Inevitably the line of viability changes as medical technology regarding neonate life support improves; which is ultimately what will change the limitations on abortion. As addressed by Cohen in his article, viability is the line for which abortion limits have been based, and that can and will change. Further,
Except under special circumstances (such as when abortion is necessary to save the life of the mother), the state is free to completely prohibit abortion after the viability point, whereas it faces a more demanding test in imposing pre-viability restrictions. How would an artiﬁcial womb inﬂect the state’s ability to regulate pregnancy under existing law?One possibility is that the state may, as before, prohibit abortion outright only after viability but that it may require transfer to an artiﬁcial womb instead of abortion for women between eighteen weeks and viability. A second possibility is that artiﬁcial wombs would change our understanding of viability. That is, while an eighteen-week-old fetus would not be viable under the traditional deﬁnition of viability, we may understand it as viable once transfer to an artiﬁcial womb was possible; therefore, the state could prohibit both the transfer to an artiﬁcial womb and the abortion at eighteen weeks. A third possibility is an expansion of postviability pregnancy rights—that states that would have prohibited abortion outright after viability would now be forced at least to allow women to transfer the fetus to the artiﬁcial womb as an alternative.
He also rightly notes the way that this new technology would change in terms of implementation of law would depend on how invasive a procedure we are talking about. One imagines at least a c-section, given the size of the baby at that stage. (The one page article more succinctly describes the legal changes we may be facing; and is after some thought, very neutral and readable.) However, it is unlikely that a woman could protest that there be ‘no invasive procedure’ at all, as a number of the most commonly used abortion procedures are invasive; especially the further along one is in the pregnancy.
Ultimately at the last, he states:
Further, it should be noted that the argument to terminate something acknowledges that the thing that is to be terminated exists – the baby in the womb. To argue that the woman has the right to kill her child is not ethically presentable, as it then opens up that any woman has the ‘right’ to kill her children at any point in time, even after the child is born (see the arguments about born alive abortion survivors, for example.) If an alternative is presented then indeed the ethics of the matter changes entirely.
Ultimately though, the truly ethical decision would be one that would in the long run give the woman the right to terminate her pregnancy without killing the child – a solution that is now, at least, potentially within near-future medical technological development.

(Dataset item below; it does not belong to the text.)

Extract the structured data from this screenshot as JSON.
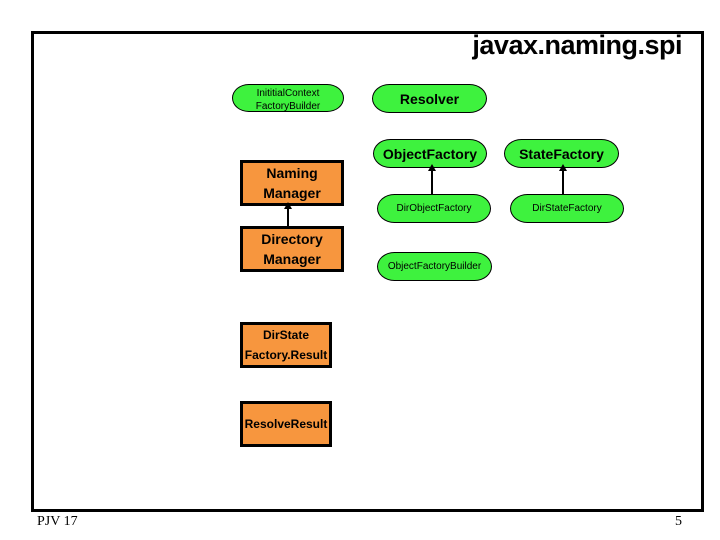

*addendum quoting a comment from the article’s discussion section:
As an RN ( and I know online declarations of expert knowledge are useless, ask any Nigerian Prince ) the development of a child involves passage of hormones and genetic material back and forth from mother to baby during pregnancy. Biofeedback mechanisms monitor and adjust placental conditions in ways we do not yet fully understand. Mothers feel cravings due to nutrient needs of the child which are communicated chemically. Some resistance to disease is passed on after fertilization and possibly to environmental factors too while genetic information from the child can be found in the mom’s bloodstream providing progress updates on fetal development in the cellular level. This is the product of millions of years of evolution and you don’t fix what ain’t broke!
We just don’t know all the details and this technology is more an emergency lifeboat for premature babies than healthy human alternative.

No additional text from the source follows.